(633b) Investigation of Gas-Liquid Separation in Large-Scale PEM Electrolysis

In light of the urgent need to combat climate change and transition towards climate-neutral energy systems, there is a growing demand for innovative technologies that facilitate efficient and sustainable production of green hydrogen. Electrolyzers have emerged as a promising avenue for hydrogen production, offering scalability and compatibility with renewable energy sources.
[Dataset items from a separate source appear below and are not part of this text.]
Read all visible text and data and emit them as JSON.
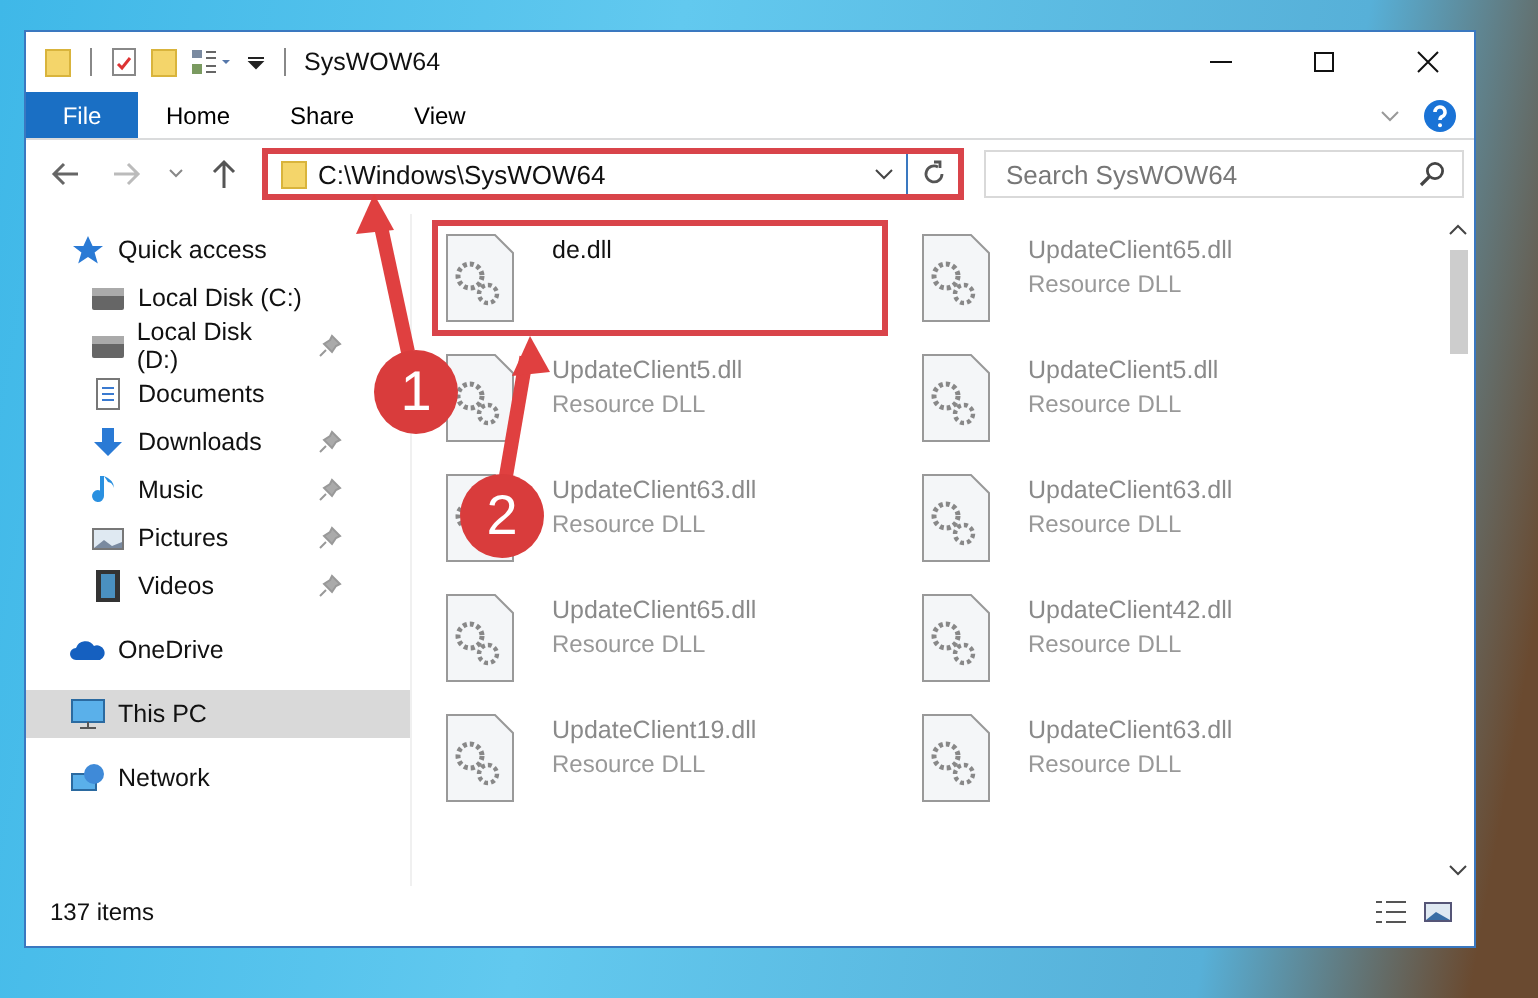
{
  "window": {
    "title": "SysWOW64"
  },
  "ribbon": {
    "file_tab": "File",
    "tabs": [
      {
        "label": "Home"
      },
      {
        "label": "Share"
      },
      {
        "label": "View"
      }
    ]
  },
  "address_bar": {
    "path": "C:\\Windows\\SysWOW64",
    "highlighted": true
  },
  "search": {
    "placeholder": "Search SysWOW64"
  },
  "sidebar": {
    "items": [
      {
        "label": "Quick access",
        "kind": "star",
        "selected": false,
        "children": [
          {
            "label": "Local Disk (C:)",
            "kind": "drive",
            "pinned": false
          },
          {
            "label": "Local Disk (D:)",
            "kind": "drive",
            "pinned": true
          },
          {
            "label": "Documents",
            "kind": "documents",
            "pinned": false
          },
          {
            "label": "Downloads",
            "kind": "downloads",
            "pinned": true
          },
          {
            "label": "Music",
            "kind": "music",
            "pinned": true
          },
          {
            "label": "Pictures",
            "kind": "pictures",
            "pinned": true
          },
          {
            "label": "Videos",
            "kind": "videos",
            "pinned": true
          }
        ]
      },
      {
        "label": "OneDrive",
        "kind": "cloud",
        "selected": false
      },
      {
        "label": "This PC",
        "kind": "computer",
        "selected": true
      },
      {
        "label": "Network",
        "kind": "network",
        "selected": false
      }
    ]
  },
  "files": [
    {
      "name": "de.dll",
      "dimmed": false,
      "highlighted": true
    },
    {
      "name": "UpdateClient65.dll",
      "type": "Resource DLL",
      "dimmed": true,
      "highlighted": false
    },
    {
      "name": "UpdateClient5.dll",
      "type": "Resource DLL",
      "dimmed": true,
      "highlighted": false
    },
    {
      "name": "UpdateClient5.dll",
      "type": "Resource DLL",
      "dimmed": true,
      "highlighted": false
    },
    {
      "name": "UpdateClient63.dll",
      "type": "Resource DLL",
      "dimmed": true,
      "highlighted": false
    },
    {
      "name": "UpdateClient63.dll",
      "type": "Resource DLL",
      "dimmed": true,
      "highlighted": false
    },
    {
      "name": "UpdateClient65.dll",
      "type": "Resource DLL",
      "dimmed": true,
      "highlighted": false
    },
    {
      "name": "UpdateClient42.dll",
      "type": "Resource DLL",
      "dimmed": true,
      "highlighted": false
    },
    {
      "name": "UpdateClient19.dll",
      "type": "Resource DLL",
      "dimmed": true,
      "highlighted": false
    },
    {
      "name": "UpdateClient63.dll",
      "type": "Resource DLL",
      "dimmed": true,
      "highlighted": false
    }
  ],
  "status_bar": {
    "count": "137 items"
  },
  "callouts": [
    {
      "label": "1"
    },
    {
      "label": "2"
    }
  ]
}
Electrolyzer systems using a liquid electrolyte, such as alkaline water electrolysis (AWE) or proton exchange membrane electrolysis, require a separation of the produced hydrogen and oxygen from the electrolyte solution downstream of the stacks. This can be a challenging separation process due to the broad operation range of the electrolyzers and the various phase ratios involved. A further difficulty in the separation is the high amount of recycled electrolyte in the process. Total separation in technical separators is nearly impossible, so the recycling flow leads to time-driven enrichment of bubbles that are smaller than the cut-off bubble size of the separator.

Insufficient separation can lead to reduced product yield and stack lifetime and might negatively impact plant safety. The separation vessels that are used at the industrial scale are mostly designed by volume to provide sufficient residence time for the separation and degassing of smaller bubbles. For plant sizes > 10 MW and at higher pressures, e.g., 30 bar hydrogen pressure for PEM electrolysis, these vessels can contribute considerably to the plant cost.
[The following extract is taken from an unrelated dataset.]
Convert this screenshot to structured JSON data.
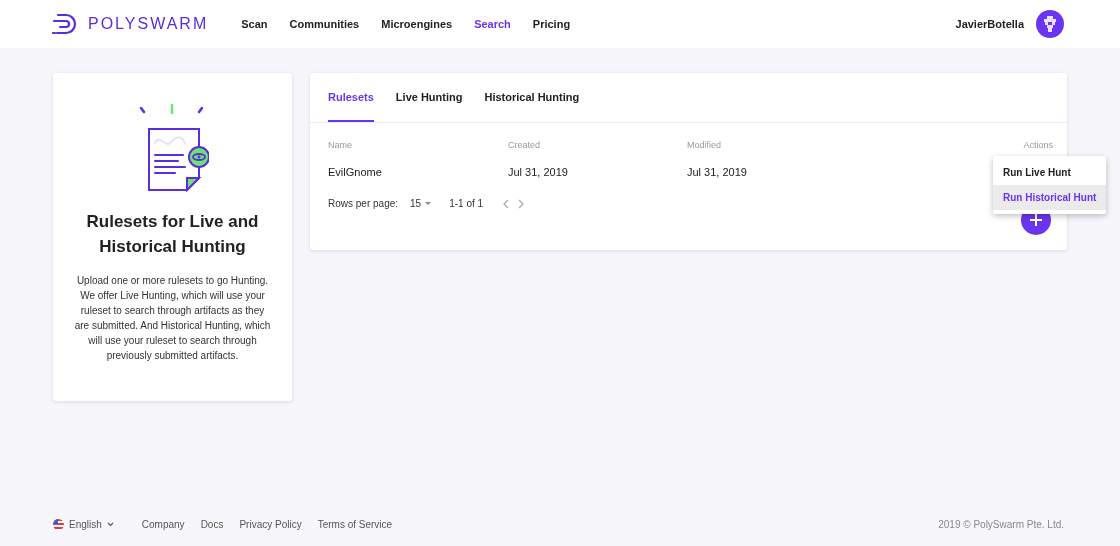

One work package within the publicly funded project H2Giga-SineWave aims to systematically investigate the phenomena around phase separation for electrolysis plants, focusing on PEMEL. Project partner Linde and the Technical University of Munich pursue the target of improving phase separation and consequently building more compact separators that can cover a wide operating range.
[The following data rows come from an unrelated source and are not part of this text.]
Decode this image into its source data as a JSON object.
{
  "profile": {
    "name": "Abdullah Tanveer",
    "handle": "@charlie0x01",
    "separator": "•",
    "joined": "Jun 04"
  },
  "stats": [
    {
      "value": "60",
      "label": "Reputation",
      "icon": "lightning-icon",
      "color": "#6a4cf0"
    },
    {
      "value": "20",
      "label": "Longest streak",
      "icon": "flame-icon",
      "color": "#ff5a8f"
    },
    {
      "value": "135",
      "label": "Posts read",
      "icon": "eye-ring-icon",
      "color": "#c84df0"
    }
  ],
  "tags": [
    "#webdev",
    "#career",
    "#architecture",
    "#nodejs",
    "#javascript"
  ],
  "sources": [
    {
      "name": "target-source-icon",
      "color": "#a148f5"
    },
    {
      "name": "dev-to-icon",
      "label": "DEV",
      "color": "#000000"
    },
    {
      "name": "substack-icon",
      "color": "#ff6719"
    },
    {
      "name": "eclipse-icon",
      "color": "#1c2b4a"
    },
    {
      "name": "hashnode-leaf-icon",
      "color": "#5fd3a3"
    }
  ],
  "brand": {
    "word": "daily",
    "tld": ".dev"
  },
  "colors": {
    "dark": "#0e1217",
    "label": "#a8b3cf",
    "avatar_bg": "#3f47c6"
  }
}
For the separators in PEMEL systems, the task is to separate the highly purified water from the gases hydrogen and oxygen. A test rig was built to investigate this separation. The separation efficiency is measured with a larger separator downstream of the measuring separator. To understand the separation in the measuring separator, optical measurement methods like high-speed cameras and flow microscopes are used to observe the behavior of bubbles in the water.

This submission will give an introduction to the H2-Giga-SineWave project in the context of research activities at Linde and the Technical University of Munich. Further, the test rig for phase separation in PEMEL systems will be presented. Lastly, measurement results regarding separator design criteria will be discussed, and an outlook of the next research activities will be given.